A lump settles in my throat. “Really?”

“Uh-huh.” Cass hesitates again. “Do you still dance?”

That lump attempts to choke me, my knee panging with phantom pains as his simple question sinks into my bones. “Nope.”

“Liar,” a voice sings a second before Ben breezes into the kitchen. “I saw you shaking your ass last night.”

I’m grateful for the distraction but I act annoyed, elbowing him indignantly as he props himself against the counter beside me.

Cass watches us with faint amusement laced with a touch of confusion, a little bit of awe and disbelief thrown in there for good measure, as if he can’t fathom the sight. “Remind me again how you guys know each other?”

Lips curling upwards, Ben sneaks an arm around my shoulders and gives me a playful shake. “Tiny here is our favorite waitress.”

“We met at Greenies,” I add. Well, technically, we officially met last night but since I can’t entirely remember that encounter, I’m using Greenies as a jumping off point for our relationship.

“Amelia works there.” I don’t know why Ben says such a simple explanation in such a loaded way, and I’m even more clueless as to why Cass’ expression darkens slightly.

“She does?”

“Uh-huh. Isn’t that right, Nicky?” Ben addresses the man as he strolls into the room with his empty mug in hand, an instant look of regret twisting his handsome features. “We know Amelia from Greenies, don’t we?”

I’m unable to help feeling like I’m missing something as Nick’s shifty gaze darts to Cass, the two of them engaging in some kind of silent, brooding conversation as the former shrugs a vague response. “Yup.”

“How come I’ve never seen you there?” I butt in, eager to ease some of the odd tension thickening the air.

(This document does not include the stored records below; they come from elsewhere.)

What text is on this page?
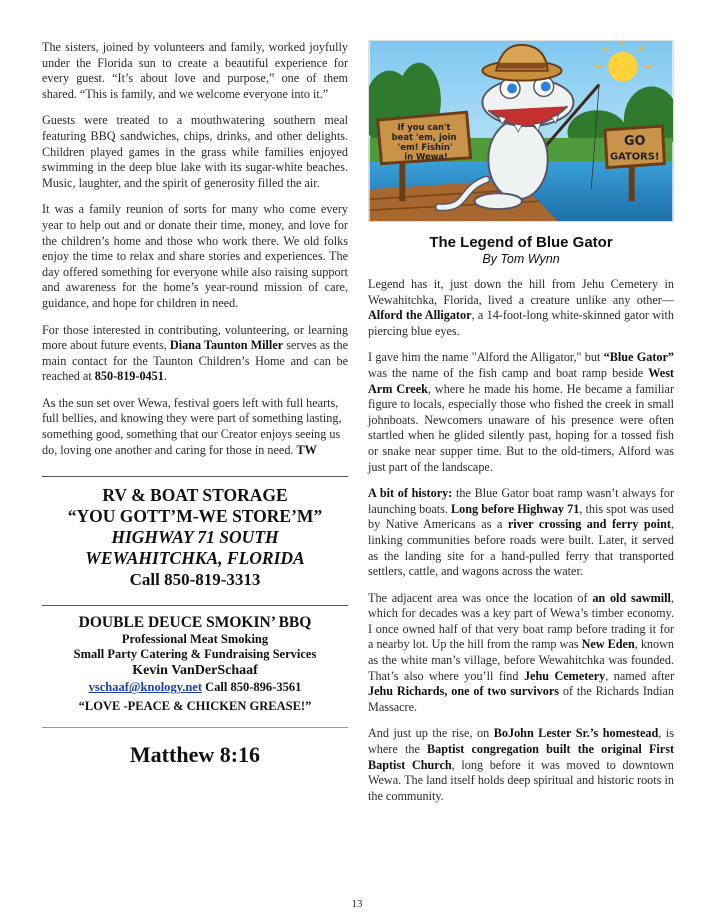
The sisters, joined by volunteers and family, worked joyfully under the Florida sun to create a beautiful experience for every guest. “It’s about love and purpose,” one of them shared. “This is family, and we welcome everyone into it.”

Guests were treated to a mouthwatering southern meal featuring BBQ sandwiches, chips, drinks, and other delights. Children played games in the grass while families enjoyed swimming in the deep blue lake with its sugar-white beaches. Music, laughter, and the spirit of generosity filled the air.

It was a family reunion of sorts for many who come every year to help out and or donate their time, money, and love for the children’s home and those who work there. We old folks enjoy the time to relax and share stories and experiences. The day offered something for everyone while also raising support and awareness for the home’s year-round mission of care, guidance, and hope for children in need.

For those interested in contributing, volunteering, or learning more about future events, Diana Taunton Miller serves as the main contact for the Taunton Children’s Home and can be reached at 850-819-0451.

As the sun set over Wewa, festival goers left with full hearts, full bellies, and knowing they were part of something lasting, something good, something that our Creator enjoys seeing us do, loving one another and caring for those in need. TW

RV & BOAT STORAGE
“YOU GOTT’M-WE STORE’M”
HIGHWAY 71 SOUTH
WEWAHITCHKA, FLORIDA
Call 850-819-3313
DOUBLE DEUCE SMOKIN’ BBQ
Professional Meat Smoking
Small Party Catering & Fundraising Services
Kevin VanDerSchaaf
vschaaf@knology.net Call 850-896-3561
“LOVE -PEACE & CHICKEN GREASE!”
Matthew 8:16
If you can't
beat 'em, join
'em! Fishin'
in Wewa!
GO
GATORS!
The Legend of Blue Gator
By Tom Wynn

Legend has it, just down the hill from Jehu Cemetery in Wewahitchka, Florida, lived a creature unlike any other—Alford the Alligator, a 14-foot-long white-skinned gator with piercing blue eyes.

I gave him the name "Alford the Alligator," but “Blue Gator” was the name of the fish camp and boat ramp beside West Arm Creek, where he made his home. He became a familiar figure to locals, especially those who fished the creek in small johnboats. Newcomers unaware of his presence were often startled when he glided silently past, hoping for a tossed fish or snake near supper time. But to the old-timers, Alford was just part of the landscape.

A bit of history: the Blue Gator boat ramp wasn’t always for launching boats. Long before Highway 71, this spot was used by Native Americans as a river crossing and ferry point, linking communities before roads were built. Later, it served as the landing site for a hand-pulled ferry that transported settlers, cattle, and wagons across the water.

The adjacent area was once the location of an old sawmill, which for decades was a key part of Wewa’s timber economy. I once owned half of that very boat ramp before trading it for a nearby lot. Up the hill from the ramp was New Eden, known as the white man’s village, before Wewahitchka was founded. That’s also where you’ll find Jehu Cemetery, named after Jehu Richards, one of two survivors of the Richards Indian Massacre.

And just up the rise, on BoJohn Lester Sr.’s homestead, is where the Baptist congregation built the original First Baptist Church, long before it was moved to downtown Wewa. The land itself holds deep spiritual and historic roots in the community.

13
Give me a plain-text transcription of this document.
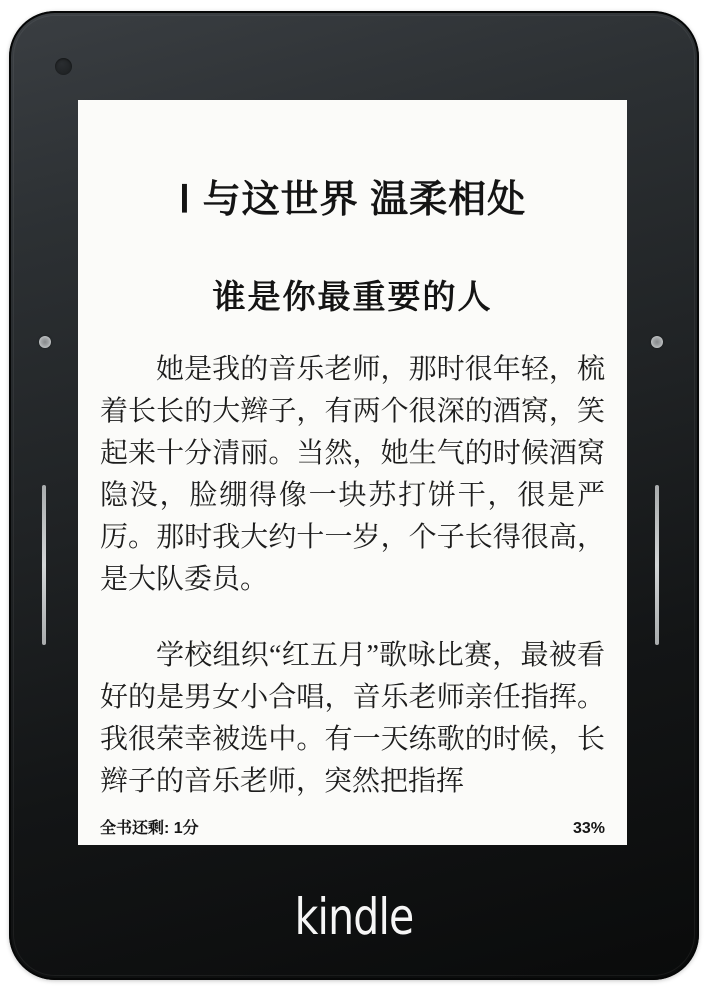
Ⅰ 与这世界 温柔相处
谁是你最重要的人

她是我的音乐老师，那时很年轻，梳着长长的大辫子，有两个很深的酒窝，笑起来十分清丽。当然，她生气的时候酒窝隐没，脸绷得像一块苏打饼干，很是严厉。那时我大约十一岁，个子长得很高，是大队委员。

学校组织“红五月”歌咏比赛，最被看好的是男女小合唱，音乐老师亲任指挥。我很荣幸被选中。有一天练歌的时候，长辫子的音乐老师，突然把指挥

全书还剩: 1分	33%
kindle
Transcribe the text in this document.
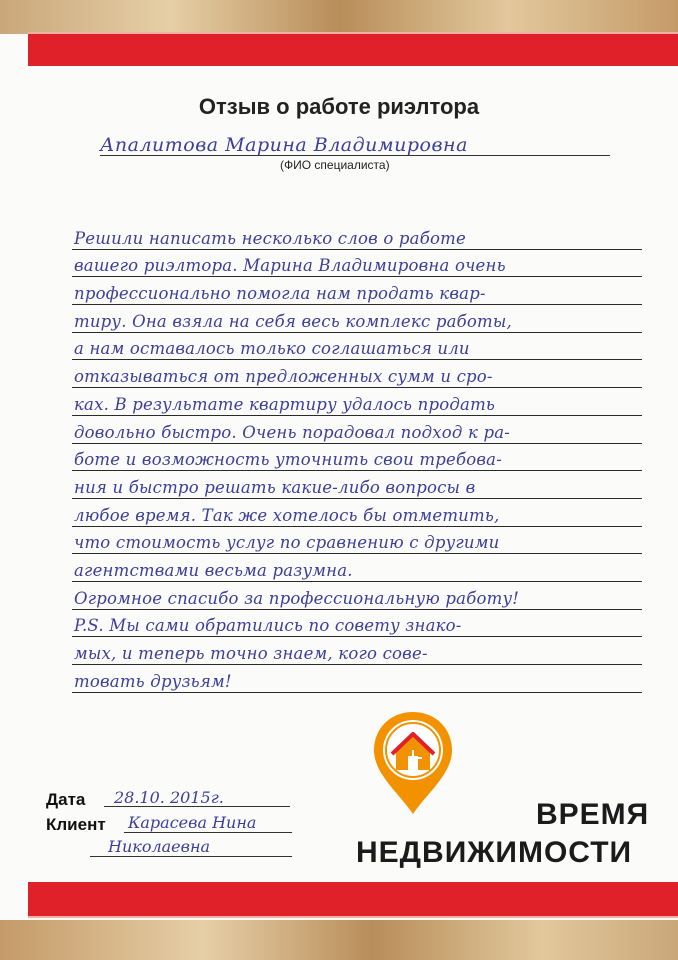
Отзыв о работе риэлтора
Апалитова Марина Владимировна
(ФИО специалиста)
Решили написать несколько слов о работе
вашего риэлтора. Марина Владимировна очень
профессионально помогла нам продать квар-
тиру. Она взяла на себя весь комплекс работы,
а нам оставалось только соглашаться или
отказываться от предложенных сумм и сро-
ках. В результате квартиру удалось продать
довольно быстро. Очень порадовал подход к ра-
боте и возможность уточнить свои требова-
ния и быстро решать какие-либо вопросы в
любое время. Так же хотелось бы отметить,
что стоимость услуг по сравнению с другими
агентствами весьма разумна.
Огромное спасибо за профессиональную работу!
P.S. Мы сами обратились по совету знако-
мых, и теперь точно знаем, кого сове-
товать друзьям!
Дата 28.10. 2015г.
Клиент Карасева Нина
Николаевна
ВРЕМЯ
НЕДВИЖИМОСТИ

I am genuinely interested in the answer; The Green Dragon is kind of an institution around here. It’s a regular haunt for baseball players, hence Ben and Jackson’s frequent visits. So, it doesn’t quite make sense that I’ve never bumped into Cass there.

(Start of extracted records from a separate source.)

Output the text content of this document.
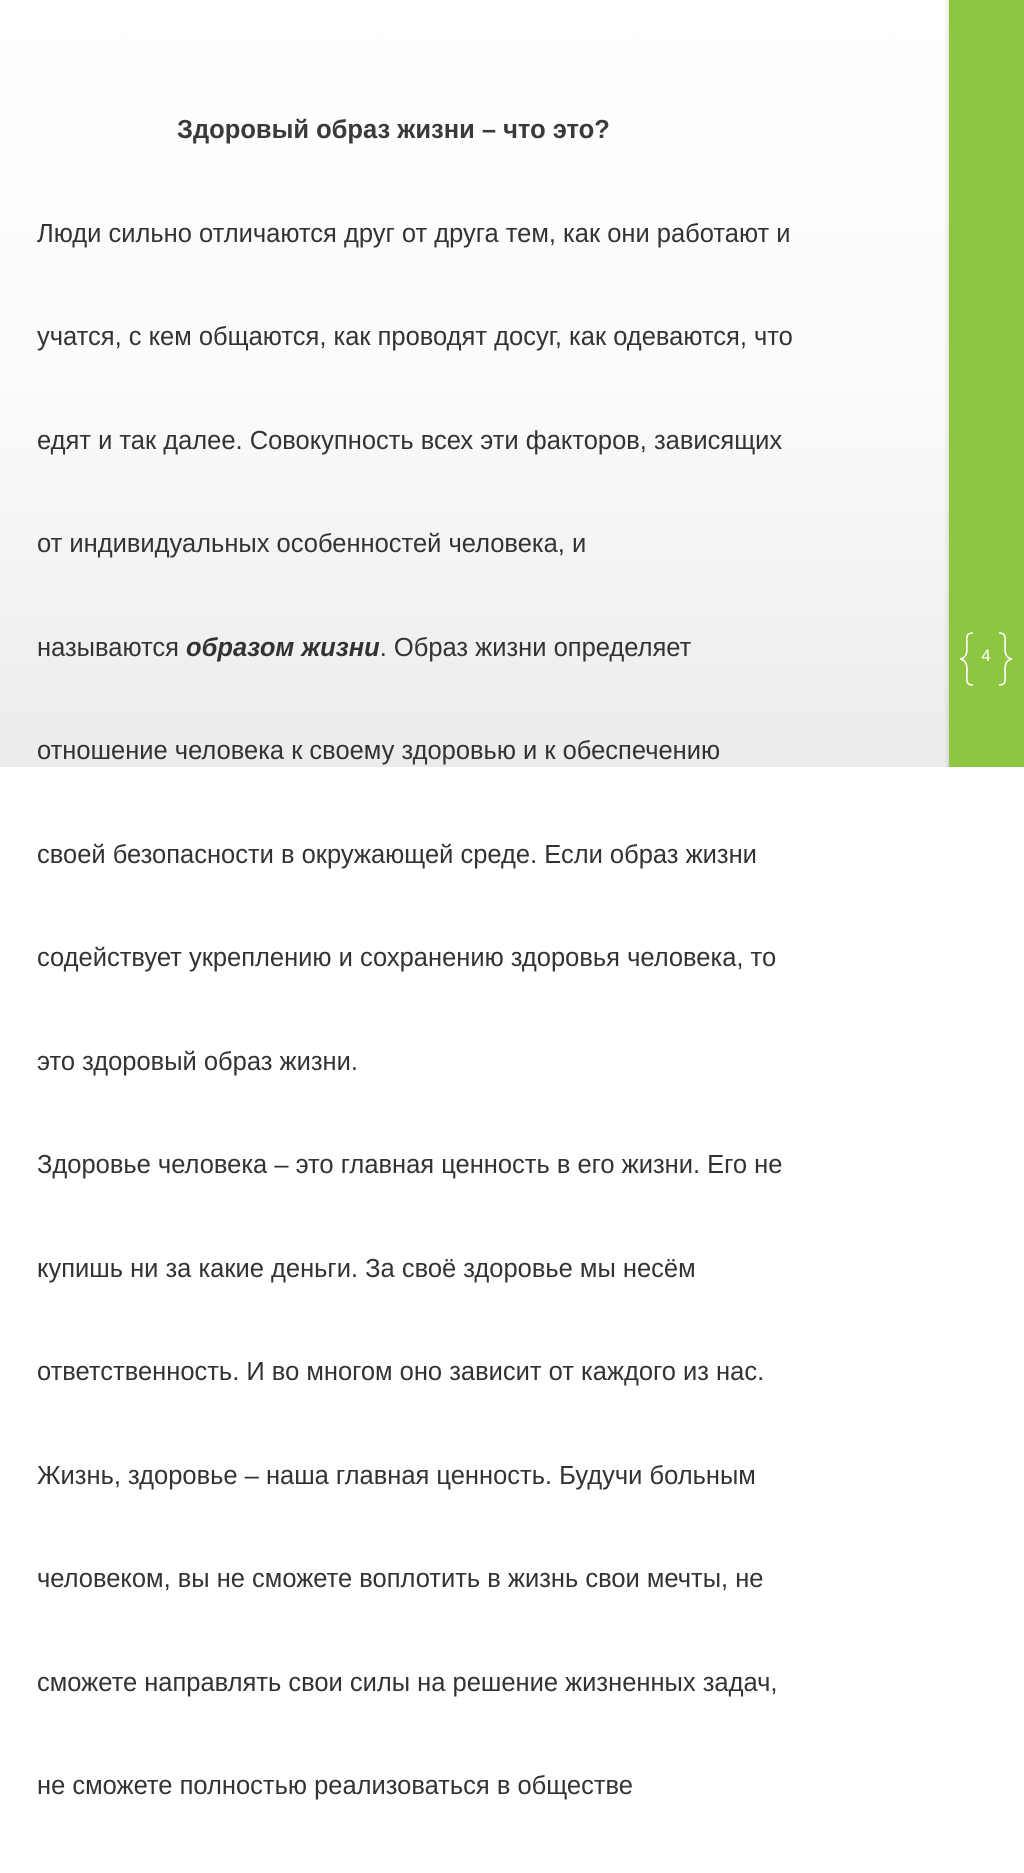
Здоровый образ жизни – что это?

Люди сильно отличаются друг от друга тем, как они работают и

учатся, с кем общаются, как проводят досуг, как одеваются, что

едят и так далее. Совокупность всех эти факторов, зависящих

от индивидуальных особенностей человека, и

называются образом жизни. Образ жизни определяет

отношение человека к своему здоровью и к обеспечению

своей безопасности в окружающей среде. Если образ жизни

содействует укреплению и сохранению здоровья человека, то

это здоровый образ жизни.

Здоровье человека – это главная ценность в его жизни. Его не

купишь ни за какие деньги. За своё здоровье мы несём

ответственность. И во многом оно зависит от каждого из нас.

Жизнь, здоровье – наша главная ценность. Будучи больным

человеком, вы не сможете воплотить в жизнь свои мечты, не

сможете направлять свои силы на решение жизненных задач,

не сможете полностью реализоваться в обществе

4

That is, until Ben explains with an all-too-pleased grin, “Cass isn’t allowed in Greenies.”

“Seriously?” I cock my head at Cass. “Why?”

He pauses his glaring long enough to adopt a sheepish expression. “I got banned freshman year.”

“For doing what?”

It doesn’t matter that Cass suddenly becomes tight-lipped; Ben is more than eager to share his friend’s exploits. “Because your boss frowns upon public nudity.”

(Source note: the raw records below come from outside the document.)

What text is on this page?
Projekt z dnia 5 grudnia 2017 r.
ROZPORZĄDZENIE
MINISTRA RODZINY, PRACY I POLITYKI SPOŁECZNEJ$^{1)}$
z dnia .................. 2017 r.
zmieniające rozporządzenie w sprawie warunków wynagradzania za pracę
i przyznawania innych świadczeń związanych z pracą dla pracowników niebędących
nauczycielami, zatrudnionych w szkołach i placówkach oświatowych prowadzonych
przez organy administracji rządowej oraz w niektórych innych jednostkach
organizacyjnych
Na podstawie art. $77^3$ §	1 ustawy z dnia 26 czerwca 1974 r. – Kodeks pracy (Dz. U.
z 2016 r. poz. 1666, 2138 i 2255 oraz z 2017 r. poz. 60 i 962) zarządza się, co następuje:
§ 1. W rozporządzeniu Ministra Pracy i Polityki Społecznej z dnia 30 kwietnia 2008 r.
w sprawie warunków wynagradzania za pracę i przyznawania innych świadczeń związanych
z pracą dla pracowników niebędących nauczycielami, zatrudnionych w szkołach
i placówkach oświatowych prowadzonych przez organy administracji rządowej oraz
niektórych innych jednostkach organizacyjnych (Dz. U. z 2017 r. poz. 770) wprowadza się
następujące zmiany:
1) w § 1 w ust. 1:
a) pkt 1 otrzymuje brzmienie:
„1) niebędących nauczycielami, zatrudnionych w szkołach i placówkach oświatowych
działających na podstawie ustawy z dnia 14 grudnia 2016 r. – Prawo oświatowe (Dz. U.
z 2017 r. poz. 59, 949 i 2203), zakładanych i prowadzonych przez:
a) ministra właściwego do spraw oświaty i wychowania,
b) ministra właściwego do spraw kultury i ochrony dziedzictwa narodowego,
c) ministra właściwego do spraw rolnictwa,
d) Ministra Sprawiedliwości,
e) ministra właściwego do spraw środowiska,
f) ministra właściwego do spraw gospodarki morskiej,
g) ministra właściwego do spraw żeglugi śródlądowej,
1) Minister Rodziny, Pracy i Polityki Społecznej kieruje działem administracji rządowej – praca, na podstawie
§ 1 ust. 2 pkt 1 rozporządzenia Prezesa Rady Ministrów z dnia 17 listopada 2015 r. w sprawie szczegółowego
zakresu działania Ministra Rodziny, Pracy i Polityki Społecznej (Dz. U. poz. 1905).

“Especially when combined with dancing on bars.”

Nick’s teasing addition draws Cass’ attention back to him, and the tense set of my brother’s jaw returns, hostile energy emanating from him in waves. And just like that, my attempt at changing the subject, at lightening the mood, fails. “You invited her here last night?”

Nick shakes his head at the same time I clarify, “I came with my boyfriend.”

“You have a boyfriend?”

“Ex-boyfriend,” Nick and I correct simultaneously. I add, “We broke up last night.”

“Aw, shit,” Cass frowns. “Do I need to kick some ass?”

I shake my head, positive I’m the only one who hears Nick mumble a quiet, ‘yes.’

A cooing ‘aw’ sound falling from his lips, Cass closes the short distance between us, patting the top of my head. “C’mon. Let’s go for breakfast. I’ll buy you pancakes.”

“Pity pancakes?”

“With extra maple syrup.”

“And coffee?”

“Yes.” He pinches my chin between his thumb and forefinger, shaking my head gently. “You can have some coffee with your sugar.”

“Ha.” I poke his stomach. “As appealing as that sounds,” I pause, gesturing to my outfit. “I don’t think I’m fit for being in public right now.”

“Look fine to me.”

The words are barely out of Nick’s mouth before he goes flying sideways. “Nope,” Cass shakes his head rapidly from side to side. “Absolutely not.”

“What?” Nick protests, staring at Cass with a look of wide-eyed, completely fake innocence, stumbling when he gets shoved again, his large body smacking into the wall. “I didn’t do anything!”

You-” Cass jabs an accusing finger in his roommate’s direction. “-do not flirt with her.”

“I wasn’t flirting.” Golden eyes roll, mischief curling the corner of his mouth upwards. “You wanna see flirting, Cassie, I’ll show you flirting.”

“I’d rather die, Nicolas,” Cass deadpans, brandishing a middle finger at his chuckling friend. “I’d literally rather die.”